Katarzyna Kuzko-Zwierz – an anthropologist, since March 2015 head of the Warsaw Museum of Prague (Muzeum Warszawskiej Pragi), a branch of the Museum of Warsaw. PhD student at the Institute of Polish Culture, University of Warsaw and a member of the Urban Studies Workshop at the Institute. Her interests are urban practices and stories. She is a resident and an admirer of the right side of Warsaw.
WORKSHOPS:
“Neibourhoodnes through internet – the practice of artists, institutional strategies, users’ behaviors”
Description: The rapid rise of social media has changed the way we communicate in everyday life. Free exchange of data in the net filled with content created by users provoked the emergence of new privacy issues and new behaviors. The revolution of social media in the end shaped new artistic attitudes and contemporary culture in general. How artists and institutions use their presence in the net? What do institutions in Warsaw offer to local residents through this virtual presence? How the users themselves
co-create content in the internet and what can we learn from them?

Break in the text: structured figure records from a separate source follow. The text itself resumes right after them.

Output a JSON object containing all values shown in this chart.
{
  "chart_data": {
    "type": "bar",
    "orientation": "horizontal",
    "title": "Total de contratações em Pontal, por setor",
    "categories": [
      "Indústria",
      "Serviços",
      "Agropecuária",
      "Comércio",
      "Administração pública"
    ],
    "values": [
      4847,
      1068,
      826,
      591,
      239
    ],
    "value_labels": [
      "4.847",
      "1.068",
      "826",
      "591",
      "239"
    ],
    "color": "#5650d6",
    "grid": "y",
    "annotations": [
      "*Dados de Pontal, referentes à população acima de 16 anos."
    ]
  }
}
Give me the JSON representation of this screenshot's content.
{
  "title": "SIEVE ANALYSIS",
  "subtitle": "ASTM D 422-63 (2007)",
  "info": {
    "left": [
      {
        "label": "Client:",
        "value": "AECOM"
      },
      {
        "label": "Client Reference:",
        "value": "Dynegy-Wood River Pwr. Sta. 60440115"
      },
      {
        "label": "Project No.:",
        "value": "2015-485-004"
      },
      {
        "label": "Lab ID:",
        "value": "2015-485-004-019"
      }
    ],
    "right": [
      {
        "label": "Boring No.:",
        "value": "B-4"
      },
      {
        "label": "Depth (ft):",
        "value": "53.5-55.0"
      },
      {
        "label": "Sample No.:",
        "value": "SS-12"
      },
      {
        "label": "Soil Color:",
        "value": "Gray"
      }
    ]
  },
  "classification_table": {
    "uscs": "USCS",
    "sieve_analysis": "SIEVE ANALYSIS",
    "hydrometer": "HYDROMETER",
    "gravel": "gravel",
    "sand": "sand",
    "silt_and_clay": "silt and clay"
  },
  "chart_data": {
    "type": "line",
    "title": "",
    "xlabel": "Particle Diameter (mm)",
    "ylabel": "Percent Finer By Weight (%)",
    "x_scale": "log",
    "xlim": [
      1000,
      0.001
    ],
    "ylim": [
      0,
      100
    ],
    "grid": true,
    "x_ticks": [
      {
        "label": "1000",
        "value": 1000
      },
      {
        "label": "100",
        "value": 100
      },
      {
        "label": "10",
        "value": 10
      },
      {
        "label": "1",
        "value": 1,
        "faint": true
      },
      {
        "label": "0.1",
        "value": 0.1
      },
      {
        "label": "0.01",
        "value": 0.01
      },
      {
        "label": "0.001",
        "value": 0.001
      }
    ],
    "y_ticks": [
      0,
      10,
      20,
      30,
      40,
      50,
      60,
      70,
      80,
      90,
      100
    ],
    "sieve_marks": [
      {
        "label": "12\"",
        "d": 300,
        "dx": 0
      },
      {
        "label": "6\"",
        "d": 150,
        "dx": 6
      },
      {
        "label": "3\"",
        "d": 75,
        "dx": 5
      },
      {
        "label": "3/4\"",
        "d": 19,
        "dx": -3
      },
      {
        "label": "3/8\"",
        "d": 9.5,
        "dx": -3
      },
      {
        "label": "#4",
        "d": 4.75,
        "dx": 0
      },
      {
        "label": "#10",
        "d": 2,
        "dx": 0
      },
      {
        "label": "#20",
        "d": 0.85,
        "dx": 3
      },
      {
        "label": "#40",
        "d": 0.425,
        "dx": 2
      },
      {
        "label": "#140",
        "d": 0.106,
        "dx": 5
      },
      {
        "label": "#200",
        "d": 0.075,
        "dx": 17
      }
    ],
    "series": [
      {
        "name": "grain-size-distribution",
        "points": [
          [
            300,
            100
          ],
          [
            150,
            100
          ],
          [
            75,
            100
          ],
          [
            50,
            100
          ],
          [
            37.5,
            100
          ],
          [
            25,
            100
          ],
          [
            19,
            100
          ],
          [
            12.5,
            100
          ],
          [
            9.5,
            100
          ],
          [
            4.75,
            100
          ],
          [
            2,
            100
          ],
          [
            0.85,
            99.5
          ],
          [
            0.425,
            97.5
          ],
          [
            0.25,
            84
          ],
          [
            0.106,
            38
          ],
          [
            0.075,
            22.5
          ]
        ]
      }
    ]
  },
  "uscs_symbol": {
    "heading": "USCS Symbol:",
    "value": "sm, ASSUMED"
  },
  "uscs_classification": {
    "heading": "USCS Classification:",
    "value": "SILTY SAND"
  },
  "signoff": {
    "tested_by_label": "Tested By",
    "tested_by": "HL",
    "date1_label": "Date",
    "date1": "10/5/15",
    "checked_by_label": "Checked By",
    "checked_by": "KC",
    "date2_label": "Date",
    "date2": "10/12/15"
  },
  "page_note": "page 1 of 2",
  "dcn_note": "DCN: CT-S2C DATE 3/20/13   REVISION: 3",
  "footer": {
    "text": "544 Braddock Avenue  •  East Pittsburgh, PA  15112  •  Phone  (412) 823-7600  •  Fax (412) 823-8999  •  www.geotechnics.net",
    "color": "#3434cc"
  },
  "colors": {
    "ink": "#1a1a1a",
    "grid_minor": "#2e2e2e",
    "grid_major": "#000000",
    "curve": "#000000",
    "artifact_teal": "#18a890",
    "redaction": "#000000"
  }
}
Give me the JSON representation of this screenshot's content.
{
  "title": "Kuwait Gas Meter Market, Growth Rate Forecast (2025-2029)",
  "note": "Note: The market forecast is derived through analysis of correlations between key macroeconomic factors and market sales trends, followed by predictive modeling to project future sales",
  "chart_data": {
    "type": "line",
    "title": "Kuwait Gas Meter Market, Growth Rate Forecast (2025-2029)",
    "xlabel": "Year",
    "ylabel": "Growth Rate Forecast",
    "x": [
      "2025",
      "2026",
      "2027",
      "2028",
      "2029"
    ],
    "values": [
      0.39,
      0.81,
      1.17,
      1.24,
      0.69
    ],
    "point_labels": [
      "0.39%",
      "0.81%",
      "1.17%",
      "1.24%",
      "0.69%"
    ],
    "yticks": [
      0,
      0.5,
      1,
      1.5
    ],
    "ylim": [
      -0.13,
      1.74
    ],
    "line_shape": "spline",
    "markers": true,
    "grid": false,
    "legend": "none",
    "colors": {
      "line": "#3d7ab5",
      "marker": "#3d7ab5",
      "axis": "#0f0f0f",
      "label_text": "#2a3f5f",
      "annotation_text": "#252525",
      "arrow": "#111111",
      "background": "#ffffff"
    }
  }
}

Romuald Demidenko – art historian, curator and producer of artistic and cultural projects. Co-founder of the cooperative platform for young artists and curators “newartcenter.info”. Winner of Ministry of Culture and National Heritage stipend. He conducts workshops on new artistic practices and the creation of neighborly ties i.e. through the use of technology. In recent years, he collaborated with such institutions as Art Exhibition Offices (BWA) in Zielona Góra and Wrocław, Wrocław Modern Museum, Royal Castle in Warsaw, the Martin Gropius Bau in Berlin and CCA Ujazdowski Castle in Warsaw.